As devastating as a miscalculation like that can be, I’m more interested in geometry mistakes where someone has not properly thought through the shapes involved – situations where the geometry itself is wrong, not just the working out. Which brings me to one of my favourite hobbies: finding pictures of the moon which have stars shining through them.
Moon unit
The moon may be a sphere but, from where we’re standing, it looks like a circle. Or, to be technical, a disc. (In maths, a circle and a disc are different things: a circle is just the line around the circumference, and a disc is completely filled i
n. A frisbee is a disc; a hula-hoop is a circle. But I’m going to use them interchangeably, as they are in normal language.)
So, when we look up from the Earth we can see the disc of the moon, at least when it is a full moon.
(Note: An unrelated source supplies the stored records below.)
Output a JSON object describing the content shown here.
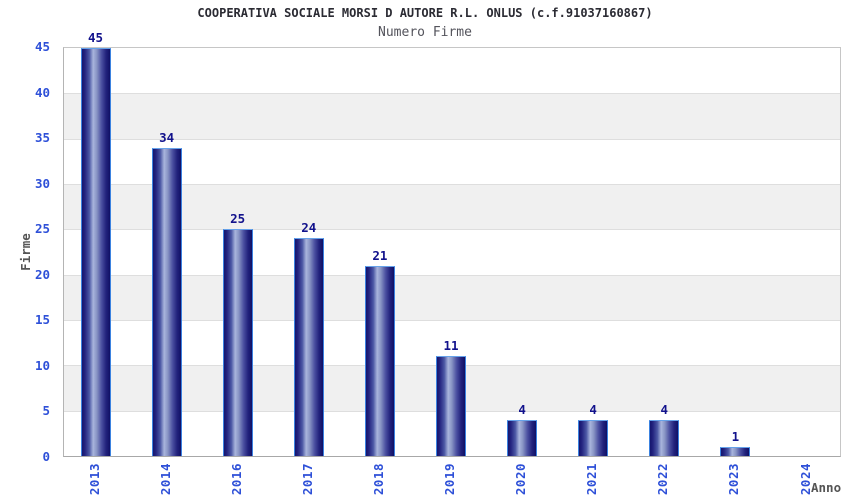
{
  "chart_data": {
    "type": "bar",
    "title": "COOPERATIVA SOCIALE MORSI D AUTORE R.L. ONLUS (c.f.91037160867)",
    "subtitle": "Numero Firme",
    "xlabel": "Anno",
    "ylabel": "Firme",
    "categories": [
      "2013",
      "2014",
      "2016",
      "2017",
      "2018",
      "2019",
      "2020",
      "2021",
      "2022",
      "2023",
      "2024"
    ],
    "values": [
      45,
      34,
      25,
      24,
      21,
      11,
      4,
      4,
      4,
      1,
      null
    ],
    "ylim": [
      0,
      45
    ],
    "ytick_step": 5,
    "grid": "horizontal-bands-alternating",
    "legend": "none",
    "colors": {
      "tick_label": "#2e50d8",
      "value_label": "#12128c",
      "axis_title": "#555555",
      "title": "#2b2b33",
      "subtitle": "#54545c",
      "band_gray": "#f0f0f0",
      "band_white": "#ffffff",
      "bar_dark": "#15156e",
      "bar_light": "#a8b4dc",
      "bar_outline": "#3b82e0"
    }
  }
}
Then the moon is on the far side of the Earth from the sun and can be fully lit. Any positions in between mean that the moon is being illuminated from the side and we see only parts of it in the light. This is the stereotypical crescent moon of art and literature. But it is just a lighting effect. The moon is not actually crescent-shaped.
Even when we cannot see parts of the moon, they are still physically there. During a new moon, when it is completely lit from behind, it appears only as a black, starless circle in the sky. For while we sometimes cannot see the moon, it is still there as a silhouette. Which is why I get upset when a crescent moon is shown with stars visible through the middle of it!
Sesame Street is a repeat offender. In Ernie’s book I Don’t Want to Live on the Moon, the cover shows stars shining right through a crescent moon. And in a ‘C in space’ segment, the moon looks surprisingly happy, despite the fact that these stars are shining through it. Okay, yes, the moon having a face and emotions is not astronomically accurate either, but that is still no excuse for teaching children inaccurate geometry. I expect more from a supposedly ‘educational’ programme. The only explanation I can think of is that, in the extended Sesame Street universe, there are Muppet bases on the moon, and those are the dots of light we are seeing.
Only if you assume those are lunar stations does this make sense.
Worse, there are Texas vehicle registration plates which celebrate NASA’s presence in the Lone Star State. The space shuttle taking off on the left is surprisingly accurate, ascending sideways instead of directly up. This may look incorrect, but the space shuttle needed a huge amount of sideways speed to be able to get into orbit. Space is not that far away: as I type, the International Space Station is at an altitude of only 422 kilometres. But for something to stay in that orbit, it needs to be moving around the Earth at about 27,500km/h; that is, 7.6 kilometres every second. Getting to space is easy. It’s staying there that’s difficult.